On the heated issue of pensions, one nonstriking member of Local 34, Brenda (a pseudonym), raved to me about how Yale’s pension program is “free money — in the real world, not the Yale world, there’s no such thing as pensions anymore.” That is, most workers in America, if they are lucky enough to even have a pension plan, pay into it with their own earnings, like a 401k. Cindy (another pseudonym), also of Local 34, aptly remarked, “It’s almost like [the unions] think that Yale is Santa Claus and they’re a bunch of little brats.”

Cindy also lamented the very existence of Local 34. She opposed the creation of the union back in 1984 because it “encourages mediocrity — You don’t have to work hard because you’re just going to get the same thing as everyone else.” She added, “If it wasn’t for the union, I would be getting raises all along — Because of the union I am not rewarded for the hard work that I do. Yale is not able to pat me on the back — I think that the union has held me down.” As for the unions’ behavior towards workers who cross the picket line, Brenda labeled them as being reminiscent of “the strong-arm tactics of the ’50s and ’60s.”

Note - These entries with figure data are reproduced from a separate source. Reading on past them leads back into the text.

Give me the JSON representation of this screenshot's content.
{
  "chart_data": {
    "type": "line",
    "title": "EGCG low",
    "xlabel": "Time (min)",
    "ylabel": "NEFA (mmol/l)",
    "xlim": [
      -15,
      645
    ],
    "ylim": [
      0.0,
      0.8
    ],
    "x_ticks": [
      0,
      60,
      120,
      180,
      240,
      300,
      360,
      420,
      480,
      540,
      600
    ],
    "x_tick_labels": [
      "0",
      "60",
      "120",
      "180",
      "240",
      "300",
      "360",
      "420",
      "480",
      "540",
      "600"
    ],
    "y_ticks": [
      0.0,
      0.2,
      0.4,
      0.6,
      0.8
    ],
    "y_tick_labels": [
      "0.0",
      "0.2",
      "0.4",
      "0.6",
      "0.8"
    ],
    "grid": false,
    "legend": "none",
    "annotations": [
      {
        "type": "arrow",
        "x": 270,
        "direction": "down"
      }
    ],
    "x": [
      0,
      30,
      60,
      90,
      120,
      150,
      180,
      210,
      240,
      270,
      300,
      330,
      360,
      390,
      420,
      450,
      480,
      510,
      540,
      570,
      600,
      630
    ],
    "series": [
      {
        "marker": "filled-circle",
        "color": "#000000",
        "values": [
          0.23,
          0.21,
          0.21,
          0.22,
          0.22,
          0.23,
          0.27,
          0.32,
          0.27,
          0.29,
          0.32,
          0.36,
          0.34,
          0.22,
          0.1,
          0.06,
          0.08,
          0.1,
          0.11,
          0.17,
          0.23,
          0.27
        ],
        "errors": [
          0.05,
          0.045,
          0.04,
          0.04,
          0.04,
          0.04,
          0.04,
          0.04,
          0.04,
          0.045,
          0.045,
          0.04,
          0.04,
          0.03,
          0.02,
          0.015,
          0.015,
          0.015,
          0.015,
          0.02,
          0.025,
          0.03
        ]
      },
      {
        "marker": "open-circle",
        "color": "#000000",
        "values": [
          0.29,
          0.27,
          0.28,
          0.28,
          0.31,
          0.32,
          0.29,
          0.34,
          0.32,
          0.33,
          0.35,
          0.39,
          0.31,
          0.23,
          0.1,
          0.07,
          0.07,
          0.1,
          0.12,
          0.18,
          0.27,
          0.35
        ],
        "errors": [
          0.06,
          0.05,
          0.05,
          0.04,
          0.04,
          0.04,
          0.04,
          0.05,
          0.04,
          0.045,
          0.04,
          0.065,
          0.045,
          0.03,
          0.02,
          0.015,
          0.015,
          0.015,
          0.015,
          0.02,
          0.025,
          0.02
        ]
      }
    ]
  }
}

Last Saturday’s union tent revival demonstrated that organized labor has decided to target Yale as part of a national political strategy. The heads of the country’s five largest unions descended upon New Haven for a public relations spectacle designed to forward the union gospel, “a crusade that goes way beyond this institution,” according to AFL-CIO President John Sweeney, at the expense of Yale and its students. Jimmy Hoffa must have been smiling down upon the New Haven Green from the end zone of the Meadowlands, as HERE got the notorious Teamsters Local 25 to join in, perhaps to extort President Levin as they did the Boston film industry. New Haven Chief of Police Francisco Ortiz says that the strike has already cost the cash-strapped city $95,000 in overtime payments to police officers, money that could be funding schools, roads and public safety. Only when John Wilhelm finally decides that his posterior is better spent in the negotiating chair than on Elm Street will there ever be hope for a settlement.

As students, most of us do not have to face the verbal threats that workers like Chris Quinn have had to bear. Students are intentionally woken up early in the morning by striking workers. We’re lucky if we can go through a class without boisterous strikers trying to drown out our professors.

Last week I witnessed a striking worker, without any sense of impunity, walk up to an open window and blow an air horn into a WLH classroom. A friend recently told me that striking workers peer into the windows of his classroom in order to make sure that a class is being taught, and only then do they shout and bang pots and pans. Union leaders lied to us. They said that we were not the targets of this strike, but they have made us combatants in their war against Yale. It is long past time for us to fight back by standing with the administration and making it clear to John Wilhelm and his ilk that their political games will not stop us from going to class and getting our work done.

As Brenda said, if this were the real world, Yale’s striking workers would be thankful for the generous offer they are receiving and get back to work. But this is not the real world. Welcome to Planet Yale.

James Kirchick is a sophomore in Pierson College.